The Kentucky Republican warned that bipartisan hostility to dialogue with the Kremlin risks making Trump’s outreach to his Russian counterpart Vladimir Putin politically impossible, even on matters as critical as nuclear arms control.
“I think it’s important we have dialogue between the countries that contain and control 90 percent of the nuclear weapons in the word,” Paul told reporters on a conference call from Russia, where he was meeting with lawmakers.
“I think the political anger by Democrats against Trump is completely destroying any opportunity to talk about issues like arms control,” he added.
Paul traveled to Moscow on Aug. 6, two days before the Trump administration announced it would sanction certain Russian goods as punishment for Moscow’s alleged involvement in the March poisoning of Sergei Skripal, a former Russian double agent living in Britain.
The sanctions were the latest in a series of punitive measures the Trump administration has taken against Moscow over the past year. Washington has sanctioned dozens of Russian companies and individuals in connection with Moscow’s meddling in the 2016 presidential election, its intervention in Ukraine and its support for Syrian President Bashar al-Assad’s regime in Syria.
Still, Trump has come under fire from Democrats and Russia hawks within his own party for his overtures to Putin and his reluctance to concede that Moscow had anything to do with election interference. The criticism reached a fever pitch following Trump’s July summit with Putin in Helsinki, with commentators on the left and right describing Trump’s performance at a press conference as bordering on treason.
The political atmosphere surrounding anything having to do with Russia is now so toxic that it undermines normal foreign relations, Paul argues.

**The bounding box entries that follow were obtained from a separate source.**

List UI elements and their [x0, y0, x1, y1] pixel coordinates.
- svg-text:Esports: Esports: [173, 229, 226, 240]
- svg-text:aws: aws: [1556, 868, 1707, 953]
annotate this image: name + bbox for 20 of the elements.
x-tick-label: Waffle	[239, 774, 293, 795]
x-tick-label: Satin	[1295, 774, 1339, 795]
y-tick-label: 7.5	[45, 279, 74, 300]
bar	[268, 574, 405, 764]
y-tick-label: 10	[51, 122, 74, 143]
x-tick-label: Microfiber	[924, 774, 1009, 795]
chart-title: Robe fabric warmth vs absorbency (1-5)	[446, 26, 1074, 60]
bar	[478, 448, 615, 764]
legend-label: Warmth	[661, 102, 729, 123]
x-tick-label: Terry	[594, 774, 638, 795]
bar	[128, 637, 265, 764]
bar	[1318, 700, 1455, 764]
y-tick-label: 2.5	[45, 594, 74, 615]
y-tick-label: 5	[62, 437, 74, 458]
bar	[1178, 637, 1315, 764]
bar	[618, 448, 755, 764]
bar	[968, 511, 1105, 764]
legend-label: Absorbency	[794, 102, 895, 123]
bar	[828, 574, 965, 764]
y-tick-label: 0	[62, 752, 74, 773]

“They’ve become diplomatic isolationists and I think diplomatic isolationism is a real mistake for our countries,” he said of Trump’s Democratic and neoconservative opponents, according to The American Conservative.
Paul himself has been the subject biting criticism from lawmakers in his own party as he has emerged as a strident defender of Trump’s attempts at detente with Russia. In one memorable exchange last year, Republican Sen. John McCain of Arizona said Paul’s opposition to Montenegro’s bid to join NATO, a move also opposed by Russia, amounted to “working for Vladimir Putin.”
Paul says he has accepted findings by U.S intelligence officials that Russia interfered in the 2016 election with an eye toward helping Trump and hurting Hillary Clinton. During talks with with Deputy Foreign Minister Sergei Ryabkov and Russian lawmakers, the U.S. delegation “discussed very explicitly how we don’t want it to happen again,” Paul said Monday, according to the Washington Post.